The outcomes of this study showed that the majority portion of the shares in this industry is owned by the directors. This is mainly because of the family-concentrated ownership pattern in most of the companies. Institutional ownership in Bangladesh is still very low compared to other developing countries in the world (AL-Najjar, 2015; Wahla et al., 2012). However, the percentage is following an increasing pattern. Finally, the percentage of foreign ownership is negligible, indicating the unwillingness of foreign investors in investing in these companies. This can be attributed to an ineffective share market, poor corporate governance structure and unstable socio-economic environment. However, the study found a positive correlation between ROA (operating performance) and Tobin’s Q (market performance) indicating the existence of lower information asymmetry in the industry.

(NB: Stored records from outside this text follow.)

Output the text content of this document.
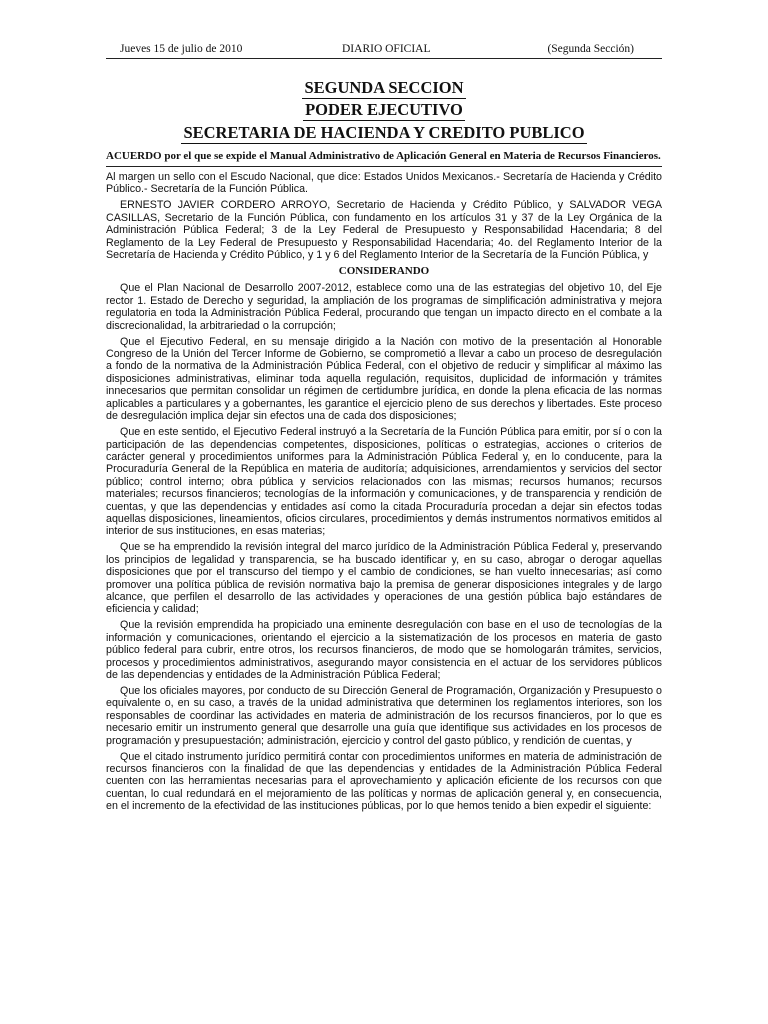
Jueves 15 de julio de 2010	DIARIO OFICIAL	(Segunda Sección)
SEGUNDA SECCION
PODER EJECUTIVO
SECRETARIA DE HACIENDA Y CREDITO PUBLICO
ACUERDO por el que se expide el Manual Administrativo de Aplicación General en Materia de Recursos Financieros.

Al margen un sello con el Escudo Nacional, que dice: Estados Unidos Mexicanos.- Secretaría de Hacienda y Crédito Público.- Secretaría de la Función Pública.

ERNESTO JAVIER CORDERO ARROYO, Secretario de Hacienda y Crédito Público, y SALVADOR VEGA CASILLAS, Secretario de la Función Pública, con fundamento en los artículos 31 y 37 de la Ley Orgánica de la Administración Pública Federal; 3 de la Ley Federal de Presupuesto y Responsabilidad Hacendaria; 8 del Reglamento de la Ley Federal de Presupuesto y Responsabilidad Hacendaria; 4o. del Reglamento Interior de la Secretaría de Hacienda y Crédito Público, y 1 y 6 del Reglamento Interior de la Secretaría de la Función Pública, y

CONSIDERANDO

Que el Plan Nacional de Desarrollo 2007-2012, establece como una de las estrategias del objetivo 10, del Eje rector 1. Estado de Derecho y seguridad, la ampliación de los programas de simplificación administrativa y mejora regulatoria en toda la Administración Pública Federal, procurando que tengan un impacto directo en el combate a la discrecionalidad, la arbitrariedad o la corrupción;

Que el Ejecutivo Federal, en su mensaje dirigido a la Nación con motivo de la presentación al Honorable Congreso de la Unión del Tercer Informe de Gobierno, se comprometió a llevar a cabo un proceso de desregulación a fondo de la normativa de la Administración Pública Federal, con el objetivo de reducir y simplificar al máximo las disposiciones administrativas, eliminar toda aquella regulación, requisitos, duplicidad de información y trámites innecesarios que permitan consolidar un régimen de certidumbre jurídica, en donde la plena eficacia de las normas aplicables a particulares y a gobernantes, les garantice el ejercicio pleno de sus derechos y libertades. Este proceso de desregulación implica dejar sin efectos una de cada dos disposiciones;

Que en este sentido, el Ejecutivo Federal instruyó a la Secretaría de la Función Pública para emitir, por sí o con la participación de las dependencias competentes, disposiciones, políticas o estrategias, acciones o criterios de carácter general y procedimientos uniformes para la Administración Pública Federal y, en lo conducente, para la Procuraduría General de la República en materia de auditoría; adquisiciones, arrendamientos y servicios del sector público; control interno; obra pública y servicios relacionados con las mismas; recursos humanos; recursos materiales; recursos financieros; tecnologías de la información y comunicaciones, y de transparencia y rendición de cuentas, y que las dependencias y entidades así como la citada Procuraduría procedan a dejar sin efectos todas aquellas disposiciones, lineamientos, oficios circulares, procedimientos y demás instrumentos normativos emitidos al interior de sus instituciones, en esas materias;

Que se ha emprendido la revisión integral del marco jurídico de la Administración Pública Federal y, preservando los principios de legalidad y transparencia, se ha buscado identificar y, en su caso, abrogar o derogar aquellas disposiciones que por el transcurso del tiempo y el cambio de condiciones, se han vuelto innecesarias; así como promover una política pública de revisión normativa bajo la premisa de generar disposiciones integrales y de largo alcance, que perfilen el desarrollo de las actividades y operaciones de una gestión pública bajo estándares de eficiencia y calidad;

Que la revisión emprendida ha propiciado una eminente desregulación con base en el uso de tecnologías de la información y comunicaciones, orientando el ejercicio a la sistematización de los procesos en materia de gasto público federal para cubrir, entre otros, los recursos financieros, de modo que se homologarán trámites, servicios, procesos y procedimientos administrativos, asegurando mayor consistencia en el actuar de los servidores públicos de las dependencias y entidades de la Administración Pública Federal;

Que los oficiales mayores, por conducto de su Dirección General de Programación, Organización y Presupuesto o equivalente o, en su caso, a través de la unidad administrativa que determinen los reglamentos interiores, son los responsables de coordinar las actividades en materia de administración de los recursos financieros, por lo que es necesario emitir un instrumento general que desarrolle una guía que identifique sus actividades en los procesos de programación y presupuestación; administración, ejercicio y control del gasto público, y rendición de cuentas, y

Que el citado instrumento jurídico permitirá contar con procedimientos uniformes en materia de administración de recursos financieros con la finalidad de que las dependencias y entidades de la Administración Pública Federal cuenten con las herramientas necesarias para el aprovechamiento y aplicación eficiente de los recursos con que cuentan, lo cual redundará en el mejoramiento de las políticas y normas de aplicación general y, en consecuencia, en el incremento de la efectividad de las instituciones públicas, por lo que hemos tenido a bien expedir el siguiente:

The regression results show that institutional investors have an insignificant effect on firm performance. It implies that institutional investors are either weak or ineffective in monitoring and influencing the investee firms. The study has found an affirmative and significant association between directors’ ownership and firm performance. This result agrees with the agency theory as greater ownership by the directors aligns their interest with that of other shareholders. So, they try to effectively monitor and control the firm for their betterment that indirectly becomes beneficial to the other shareholders as well. Finally, the study has also found a positive and significant association between foreign ownership and firm performance. Although few in number, the foreign investors can be more effective and experienced in monitoring and raising their voices in firms.

The study has some limitations. First, the study considered only two performance indicators: ROA and Tobin’s Q. Other indicators like return on equity (ROE), net profit, sales growth, Earnings per Share (EPS) were not considered in the study. Second, other ownership patterns like government ownership and family ownership were not considered in the study. Finally, the study focused on the pharmaceutical and chemical industry only. Other industries were not considered in the study.

From the empirical findings of this study, a few things can be recommended. It can be seen that institutional ownership does not have any positive and significant impact on firm performance. One of the main reasons is the very low number of shareholdings by these types of investors. According to previous studies, efforts in monitoring the organisation increase if anyone holds a larger portion of shares. So, in order to have an influential role in the organisations, institutional shareholders should invest more in the organisations. Unlike the general investors, these investors have vast knowledge and experience in the field that can be utilised to improve the performance of the organisations. The study will open the door for further research in this area. Including some other performance indicators for a larger time frame will provide a more comprehensive view of the type of association between ownership structure and performance. Besides, studies can be conducted by including other industries in the country as well. Finally, future research can be done on a cross-national basis to observe the impact of ownership on firm performance in different countries around the world.